Johann Els, chief economist at PSG, has said that, prior to recent conflicts, a rate cut seemed probable. However, these geopolitical strains have swiftly shifted the outlook for SA's economy. "The MPC is very unlikely to cut rates in the current environment," he said.
Economists broadly expect the repo rate to remain at 6.75%, with policymakers opting for caution“, as policymakers navigate one of the most uncertain economic environments in recent years, Trading Economics said.
Just weeks after the last Monetary Policy Committee meeting, the global backdrop shifted sharply, with conflict in the Middle East driving oil price volatility and raising concerns about inflation, Nedbank said.
“Like every other central bank in the world, the Reserve Bank will now have to weigh the likely impact of the war in Iran on inflation in the months ahead,” said Nedbank.

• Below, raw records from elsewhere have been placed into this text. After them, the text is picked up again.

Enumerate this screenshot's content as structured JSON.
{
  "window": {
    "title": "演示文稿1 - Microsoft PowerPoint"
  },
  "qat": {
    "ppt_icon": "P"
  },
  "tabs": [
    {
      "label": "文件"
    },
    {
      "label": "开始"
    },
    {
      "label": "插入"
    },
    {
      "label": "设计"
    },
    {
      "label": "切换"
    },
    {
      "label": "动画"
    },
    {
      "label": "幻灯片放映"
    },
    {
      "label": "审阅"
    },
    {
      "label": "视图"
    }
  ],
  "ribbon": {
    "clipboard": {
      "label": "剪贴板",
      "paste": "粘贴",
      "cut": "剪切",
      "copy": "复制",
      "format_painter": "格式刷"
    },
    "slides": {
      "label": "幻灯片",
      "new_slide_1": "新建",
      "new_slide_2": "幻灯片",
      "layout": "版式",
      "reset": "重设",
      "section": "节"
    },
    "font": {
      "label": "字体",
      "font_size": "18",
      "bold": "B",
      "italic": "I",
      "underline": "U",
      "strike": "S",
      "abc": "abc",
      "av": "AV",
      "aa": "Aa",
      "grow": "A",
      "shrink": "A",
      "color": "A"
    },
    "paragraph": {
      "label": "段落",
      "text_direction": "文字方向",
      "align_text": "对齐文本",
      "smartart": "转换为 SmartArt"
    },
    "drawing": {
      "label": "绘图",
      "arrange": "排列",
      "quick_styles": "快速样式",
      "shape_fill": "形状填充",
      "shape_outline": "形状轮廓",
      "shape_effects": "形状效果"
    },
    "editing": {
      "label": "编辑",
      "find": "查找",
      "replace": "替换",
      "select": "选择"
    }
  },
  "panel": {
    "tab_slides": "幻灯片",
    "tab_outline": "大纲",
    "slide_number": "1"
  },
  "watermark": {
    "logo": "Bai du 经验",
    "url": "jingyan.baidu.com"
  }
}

Market risk expert Wichard Cilliers from TreasuryONE has indicated that that central banks globally may tilt towards a more aggressive monetary stance, primarily due to the escalating energy costs intertwined with the conflicts in the Middle East.
Andre Cilliers, currency strategist at TreasuryONE, noted that
Annabel Bishop, chief economist at Investec, said the rate-cutting cycle now appears to have stalled both locally and globally. “No change in the interest rate is expected, with the interest rate cutting cycle now seen to be halted domestically and globally.”
Bishop added that markets are increasingly factoring in the possibility of interest rate hikes, rather than cuts, later this year.
Els concurs, having noted that continued conflict and lingering inflation pressures could compel the SARB to consider rate hikes, a scenario that should not be overlooked. He said the outlook for interest rates now hinges directly on the developments in the Middle East.
If tensions subside and oil prices decrease, there may be potential for rate cuts before the year concludes, Els has stated.
Stephan Potgieter, chief executive of BetterHome Group Mortgage Origination and BetterBond, has said that ongoing uncertainties caused by the Middle East war would result in interest rate hikes.
"If inflationary pressures from fuel and transport costs prove persistent, the prime lending rate may remain unchanged for longer or even rise modestly if inflation risks intensify," Potgieter said.
A historical view of the prime interest rate.
Image: ChatGPT with FNB data
Petrol is expected to surge sharply in April, with under-recoveries pointing to a potential jump of more than R6 a litre, Bishop said.
Independent economist Elize Kruger has said that “these increases will be the highest ever to be implemented in a single month in South Africa and will likely derail the fragile economic recovery envisaged for South Africa in 2026. She added that “it is also likely that fuel prices will increase over several months.”
That would push inflation higher in the coming months, with knock-on effects filtering through the broader economy.
Inflation, which hovered near 3% in recent data, is now expected to climb above 3.5% and run closer to 4% in May as fuel costs feed through, according to Bishop.